Although confirming viability of the patent laches defense, the Federal Circuit rejected its prior precedent that laches bars only pre-suit damages, but not prospective relief such as injunctions. The court explained that, when considering whether to grant an injunction, the district court "must weigh the facts underlying laches [as part of] the [Supreme Court's] eBay framework."

Ariosa Diagnostics, Inc. v. Sequenom, Inc. (Fed. Cir. Dec. 2, 2015).

Finally, in December, the Federal Circuit declined to hear en banc a decision invalidating certain methods of using cell-free fetal DNA as directed to unpatentable subject matter. In June, the Ariosa panel had affirmed a district court's grant of summary judgment that the asserted claims were invalid under Section 101. Claim 1, for example, recited: A method for detecting a paternally inherited nucleic acid of fetal origin performed on a maternal serum or plasma sample from a pregnant female, which method comprises amplifying a paternally inherited nucleic acid from the serum or plasma sample and detecting the presence of a paternally inherited nucleic acid of fetal origin in the sample.

The panel majority held that the fetal-diagnostic-method claims violated both prongs of the Supreme Court's test for subject matter eligibility in Mayo Collaborative Services v. Prometheus Laboratories, Inc. (2012). First, the claims were "directed to a naturally occurring thing or a natural phenomenon." Second, the limitations did not "transform the nature of the claim" into a patent-eligible application and thus lacked an "inventive concept." This is because the methods themselves were conventional, routine, and well-understood applications in the art.

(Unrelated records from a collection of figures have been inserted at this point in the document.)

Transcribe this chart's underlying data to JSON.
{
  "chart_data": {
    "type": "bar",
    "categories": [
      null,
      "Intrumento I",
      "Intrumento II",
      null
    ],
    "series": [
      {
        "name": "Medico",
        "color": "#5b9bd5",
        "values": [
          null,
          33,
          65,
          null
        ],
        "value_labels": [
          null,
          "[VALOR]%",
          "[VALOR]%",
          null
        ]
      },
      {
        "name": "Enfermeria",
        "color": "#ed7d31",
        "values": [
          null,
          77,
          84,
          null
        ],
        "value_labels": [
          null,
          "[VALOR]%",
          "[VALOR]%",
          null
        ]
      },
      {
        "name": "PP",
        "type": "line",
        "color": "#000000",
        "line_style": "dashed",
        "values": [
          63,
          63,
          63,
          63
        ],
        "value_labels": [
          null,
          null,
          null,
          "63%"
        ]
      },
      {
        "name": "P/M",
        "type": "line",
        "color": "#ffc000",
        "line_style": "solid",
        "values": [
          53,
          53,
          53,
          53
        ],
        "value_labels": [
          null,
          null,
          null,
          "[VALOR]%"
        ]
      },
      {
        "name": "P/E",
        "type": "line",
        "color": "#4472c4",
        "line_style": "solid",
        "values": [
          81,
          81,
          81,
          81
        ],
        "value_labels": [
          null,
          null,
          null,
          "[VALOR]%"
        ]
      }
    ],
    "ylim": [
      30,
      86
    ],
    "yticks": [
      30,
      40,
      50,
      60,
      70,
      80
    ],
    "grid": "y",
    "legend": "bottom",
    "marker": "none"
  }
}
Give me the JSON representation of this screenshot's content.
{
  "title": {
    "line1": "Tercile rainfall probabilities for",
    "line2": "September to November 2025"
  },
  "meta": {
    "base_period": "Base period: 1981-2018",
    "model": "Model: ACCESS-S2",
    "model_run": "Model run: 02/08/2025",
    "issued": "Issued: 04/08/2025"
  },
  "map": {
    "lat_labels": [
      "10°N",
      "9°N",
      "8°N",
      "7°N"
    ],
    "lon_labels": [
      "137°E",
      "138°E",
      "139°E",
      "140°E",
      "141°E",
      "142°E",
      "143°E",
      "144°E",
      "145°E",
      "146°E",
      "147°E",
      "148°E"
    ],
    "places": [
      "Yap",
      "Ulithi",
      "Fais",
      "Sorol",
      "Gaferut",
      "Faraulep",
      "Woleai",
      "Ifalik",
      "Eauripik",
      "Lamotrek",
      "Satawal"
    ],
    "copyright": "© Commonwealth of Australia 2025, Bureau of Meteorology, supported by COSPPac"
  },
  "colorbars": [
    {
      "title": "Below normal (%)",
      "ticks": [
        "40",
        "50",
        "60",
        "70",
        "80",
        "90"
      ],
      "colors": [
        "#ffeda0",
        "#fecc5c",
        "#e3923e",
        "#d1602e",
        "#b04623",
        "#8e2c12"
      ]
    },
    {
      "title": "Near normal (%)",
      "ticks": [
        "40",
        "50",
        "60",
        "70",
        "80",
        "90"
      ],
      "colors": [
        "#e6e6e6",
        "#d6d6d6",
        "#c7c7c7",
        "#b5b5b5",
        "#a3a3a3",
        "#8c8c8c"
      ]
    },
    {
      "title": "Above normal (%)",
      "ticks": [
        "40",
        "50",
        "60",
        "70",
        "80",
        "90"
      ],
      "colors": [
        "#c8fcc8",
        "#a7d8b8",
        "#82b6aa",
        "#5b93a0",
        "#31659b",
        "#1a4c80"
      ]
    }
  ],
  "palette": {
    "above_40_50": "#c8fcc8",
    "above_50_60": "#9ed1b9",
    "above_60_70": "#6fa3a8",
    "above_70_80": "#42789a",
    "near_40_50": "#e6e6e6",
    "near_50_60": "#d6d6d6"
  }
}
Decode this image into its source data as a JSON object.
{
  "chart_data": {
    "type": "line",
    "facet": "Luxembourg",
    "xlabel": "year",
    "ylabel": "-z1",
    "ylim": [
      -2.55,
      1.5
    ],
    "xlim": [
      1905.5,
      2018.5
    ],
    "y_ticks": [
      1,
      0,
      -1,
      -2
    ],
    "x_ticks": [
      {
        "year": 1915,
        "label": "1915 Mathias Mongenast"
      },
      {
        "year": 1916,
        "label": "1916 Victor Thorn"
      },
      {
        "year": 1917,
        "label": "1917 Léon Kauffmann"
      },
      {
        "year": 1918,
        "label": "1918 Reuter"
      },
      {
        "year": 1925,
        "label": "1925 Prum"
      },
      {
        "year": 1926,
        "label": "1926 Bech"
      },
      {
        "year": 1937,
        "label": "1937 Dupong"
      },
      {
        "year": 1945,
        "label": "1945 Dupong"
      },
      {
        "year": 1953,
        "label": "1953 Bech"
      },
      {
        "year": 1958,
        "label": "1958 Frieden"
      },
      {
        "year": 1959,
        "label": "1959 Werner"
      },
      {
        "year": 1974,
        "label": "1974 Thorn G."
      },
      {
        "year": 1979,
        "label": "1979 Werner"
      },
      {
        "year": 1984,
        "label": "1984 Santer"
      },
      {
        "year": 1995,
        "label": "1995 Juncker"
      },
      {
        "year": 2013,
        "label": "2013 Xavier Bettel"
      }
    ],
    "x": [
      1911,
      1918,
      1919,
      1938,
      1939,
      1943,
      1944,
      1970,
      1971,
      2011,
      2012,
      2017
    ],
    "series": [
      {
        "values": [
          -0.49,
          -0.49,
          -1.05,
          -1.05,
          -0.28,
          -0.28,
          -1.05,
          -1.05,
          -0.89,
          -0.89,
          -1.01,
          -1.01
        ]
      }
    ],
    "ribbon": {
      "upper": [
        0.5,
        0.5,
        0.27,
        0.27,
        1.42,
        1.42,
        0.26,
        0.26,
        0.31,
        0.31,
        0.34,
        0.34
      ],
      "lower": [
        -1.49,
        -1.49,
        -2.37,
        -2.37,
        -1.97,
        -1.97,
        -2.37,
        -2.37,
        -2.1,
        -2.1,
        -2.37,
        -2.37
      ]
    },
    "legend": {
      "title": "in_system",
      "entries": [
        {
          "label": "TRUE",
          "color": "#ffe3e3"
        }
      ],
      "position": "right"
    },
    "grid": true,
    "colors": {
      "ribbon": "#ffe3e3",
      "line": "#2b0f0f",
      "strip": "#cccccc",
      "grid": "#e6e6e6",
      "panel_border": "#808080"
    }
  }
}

Concurring, Judge Linn suggested that the outcome should have been different, but for the panel's obligation to apply "the sweeping language of the test set out in Mayo." In his view, Ariosa "represents the consequence—perhaps unintended" of applying the Mayo test's "broad language [to] exclude[] a meritorious invention from the patent protection it deserves and should have been entitled to retain." In view of Judge Linn's concurrence, some anticipated that the Federal Circuit would take the case en banc. Now that en banc rehearing has been denied, observers await a petition for certiorari and the Supreme Court's reaction to it.